01
What causes keto flu
When you cut carbs, insulin levels fall. Lower insulin signals the kidneys to excrete more sodium and water in a process called natriuresis. Sodium loss drags potassium and magnesium with it. The resulting electrolyte deficit causes the classic keto-flu symptoms — fatigue, headache, dizziness, muscle cramps, and brain fog. It is not a deficiency in carbohydrates per se; it is a deficiency in the minerals your previous high-carb diet was helping you retain. Once you restore electrolytes, the symptoms typically resolve within 24–72 hours.
02
Common symptoms
Symptoms typically appear 24–72 hours after starting keto and include fatigue and low energy, headaches, difficulty concentrating ('brain fog'), irritability and mood swings, muscle cramps (especially in the legs and feet), nausea or upset stomach, constipation from reduced fiber and water, difficulty sleeping or restless sleep, and sometimes a slightly elevated heart rate. Symptoms usually peak between days 3–5 and resolve by day 7. People with a history of high carb intake or sensitivity to sodium changes tend to feel them more acutely.
03
How to prevent and treat keto flu
Add salt aggressively from day one — most adults need 4,000–7,000 mg of sodium per day on keto, well above the standard recommendation. Bone broth, salted nuts, and pickle juice are easy sources. Supplement potassium (3,000–4,700 mg/day) through avocado, leafy greens, and salmon. Take 300–400 mg of magnesium glycinate or citrate before bed to ease cramps and improve sleep. Drink at least 2–3 liters of water daily. If symptoms persist past 10 days, increase electrolytes further and consider whether you're eating too few calories — sustained low caloric intake worsens adaptation symptoms.
04
When to consult a doctor
Mild keto flu is normal and self-limiting.

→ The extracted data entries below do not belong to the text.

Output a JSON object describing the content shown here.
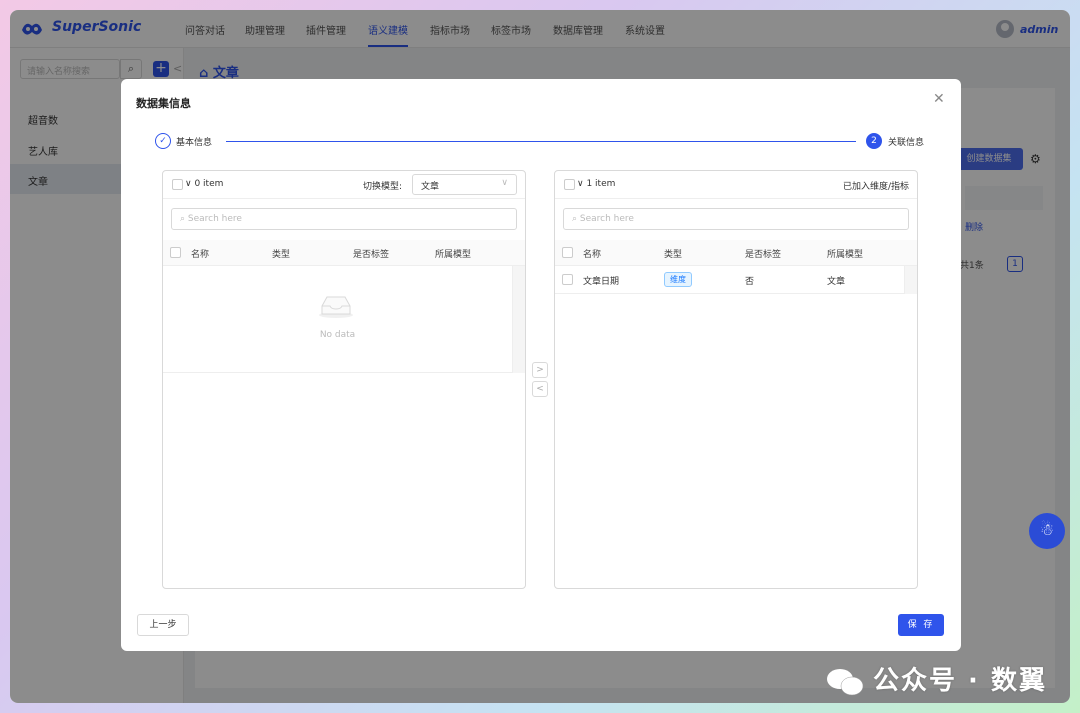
{
  "app": {
    "name": "SuperSonic",
    "user": "admin"
  },
  "nav": [
    "问答对话",
    "助理管理",
    "插件管理",
    "语义建模",
    "指标市场",
    "标签市场",
    "数据库管理",
    "系统设置"
  ],
  "nav_active_index": 3,
  "sidebar": {
    "search_placeholder": "请输入名称搜索",
    "items": [
      {
        "label": "超音数",
        "active": false
      },
      {
        "label": "艺人库",
        "active": false
      },
      {
        "label": "文章",
        "active": true
      }
    ]
  },
  "breadcrumb": "文章",
  "background": {
    "create_button": "创建数据集",
    "delete_link": "删除",
    "total_text": "共1条",
    "page_number": "1"
  },
  "modal": {
    "title": "数据集信息",
    "steps": [
      {
        "index": "1",
        "label": "基本信息",
        "status": "done"
      },
      {
        "index": "2",
        "label": "关联信息",
        "status": "current"
      }
    ],
    "left_panel": {
      "count": "0 item",
      "model_label": "切换模型:",
      "model_value": "文章",
      "search_placeholder": "Search here",
      "columns": [
        "名称",
        "类型",
        "是否标签",
        "所属模型"
      ],
      "empty_text": "No data"
    },
    "right_panel": {
      "count": "1 item",
      "title": "已加入维度/指标",
      "search_placeholder": "Search here",
      "columns": [
        "名称",
        "类型",
        "是否标签",
        "所属模型"
      ],
      "rows": [
        {
          "name": "文章日期",
          "type": "维度",
          "is_tag": "否",
          "model": "文章"
        }
      ]
    },
    "move_right": ">",
    "move_left": "<",
    "prev_button": "上一步",
    "save_button": "保 存"
  },
  "watermark": "公众号 · 数翼"
}
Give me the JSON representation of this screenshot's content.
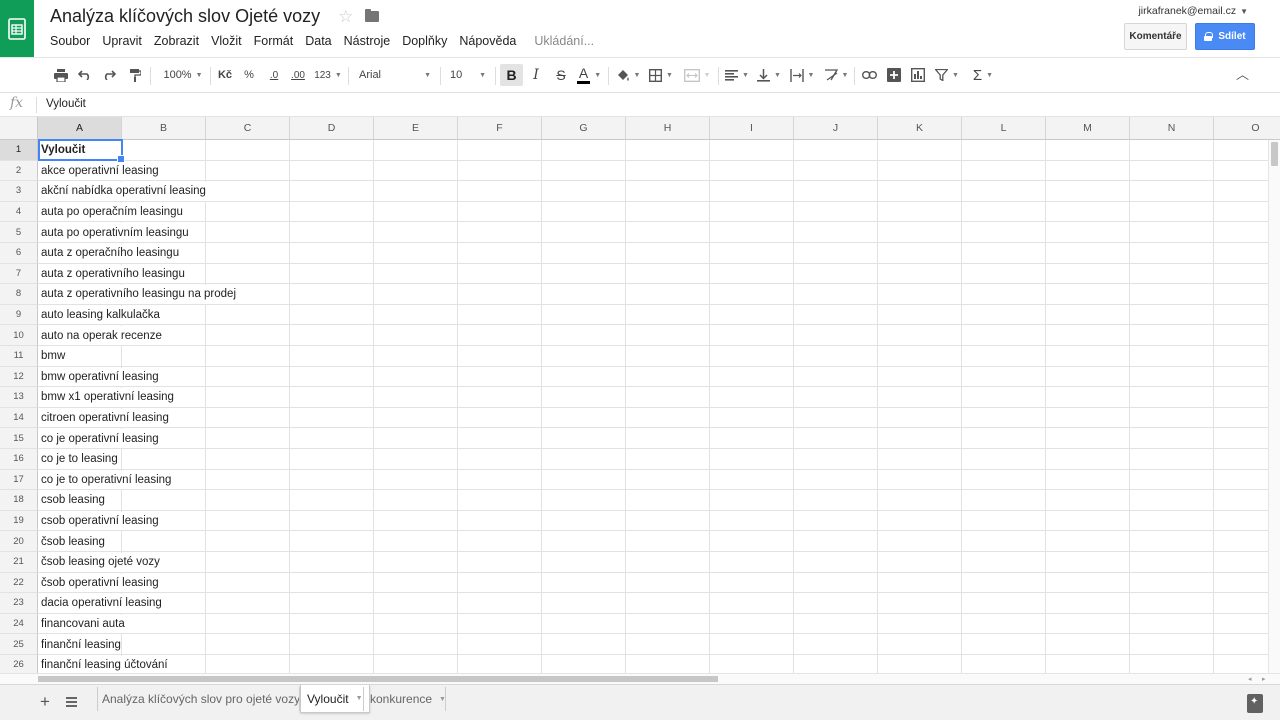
{
  "app": {
    "title": "Analýza klíčových slov Ojeté vozy",
    "account": "jirkafranek@email.cz",
    "comments_label": "Komentáře",
    "share_label": "Sdílet",
    "saving_status": "Ukládání..."
  },
  "menu": [
    "Soubor",
    "Upravit",
    "Zobrazit",
    "Vložit",
    "Formát",
    "Data",
    "Nástroje",
    "Doplňky",
    "Nápověda"
  ],
  "toolbar": {
    "zoom": "100%",
    "currency": "Kč",
    "percent": "%",
    "decimal_decrease": ".0",
    "decimal_increase": ".00",
    "number_format": "123",
    "font": "Arial",
    "font_size": "10",
    "bold": "B",
    "italic": "I",
    "strikethrough": "S",
    "text_color": "A",
    "sum": "Σ"
  },
  "formula_bar": {
    "fx": "fx",
    "value": "Vyloučit"
  },
  "columns": [
    "A",
    "B",
    "C",
    "D",
    "E",
    "F",
    "G",
    "H",
    "I",
    "J",
    "K",
    "L",
    "M",
    "N",
    "O"
  ],
  "rows": [
    {
      "n": "1",
      "a": "Vyloučit"
    },
    {
      "n": "2",
      "a": "akce operativní leasing"
    },
    {
      "n": "3",
      "a": "akční nabídka operativní leasing"
    },
    {
      "n": "4",
      "a": "auta po operačním leasingu"
    },
    {
      "n": "5",
      "a": "auta po operativním leasingu"
    },
    {
      "n": "6",
      "a": "auta z operačního leasingu"
    },
    {
      "n": "7",
      "a": "auta z operativního leasingu"
    },
    {
      "n": "8",
      "a": "auta z operativního leasingu na prodej"
    },
    {
      "n": "9",
      "a": "auto leasing kalkulačka"
    },
    {
      "n": "10",
      "a": "auto na operak recenze"
    },
    {
      "n": "11",
      "a": "bmw"
    },
    {
      "n": "12",
      "a": "bmw operativní leasing"
    },
    {
      "n": "13",
      "a": "bmw x1 operativní leasing"
    },
    {
      "n": "14",
      "a": "citroen operativní leasing"
    },
    {
      "n": "15",
      "a": "co je operativní leasing"
    },
    {
      "n": "16",
      "a": "co je to leasing"
    },
    {
      "n": "17",
      "a": "co je to operativní leasing"
    },
    {
      "n": "18",
      "a": "csob leasing"
    },
    {
      "n": "19",
      "a": "csob operativní leasing"
    },
    {
      "n": "20",
      "a": "čsob leasing"
    },
    {
      "n": "21",
      "a": "čsob leasing ojeté vozy"
    },
    {
      "n": "22",
      "a": "čsob operativní leasing"
    },
    {
      "n": "23",
      "a": "dacia operativní leasing"
    },
    {
      "n": "24",
      "a": "financovani auta"
    },
    {
      "n": "25",
      "a": "finanční leasing"
    },
    {
      "n": "26",
      "a": "finanční leasing účtování"
    }
  ],
  "sheets": [
    {
      "label": "Analýza klíčových slov pro ojeté vozy",
      "active": false
    },
    {
      "label": "Vyloučit",
      "active": true
    },
    {
      "label": "konkurence",
      "active": false
    }
  ],
  "colors": {
    "brand_green": "#0f9d58",
    "share_blue": "#4a8af4",
    "selection_blue": "#4285f4"
  }
}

Consult a doctor if symptoms last beyond 10–14 days, if you experience severe heart palpitations, fainting, chest pain, or persistent vomiting, or if you have any pre-existing kidney disease, type 1 diabetes, pancreatitis, or are taking blood pressure or diabetes medication. Keto can interact with these conditions and medications and may require dosage adjustments — particularly for SGLT2 inhibitors, which carry an elevated DKA risk on keto, and blood pressure medications, which often need to be reduced as keto lowers blood pressure naturally.
05
Timeline: what to expect day by day
Days 1–2: most people feel normal or mildly tired as glycogen depletes. Days 3–5: peak keto-flu symptoms — fatigue, headache, brain fog. This is the hardest stretch and the highest dropout window. Days 6–10: symptoms taper as fat adaptation begins. Energy returns; mental clarity often exceeds the pre-keto baseline. Weeks 2–6: full fat adaptation. Hunger drops, energy stabilises between meals, and the body becomes efficient at using ketones for fuel. Athletic performance, especially in endurance contexts, generally returns to baseline by week 4–8.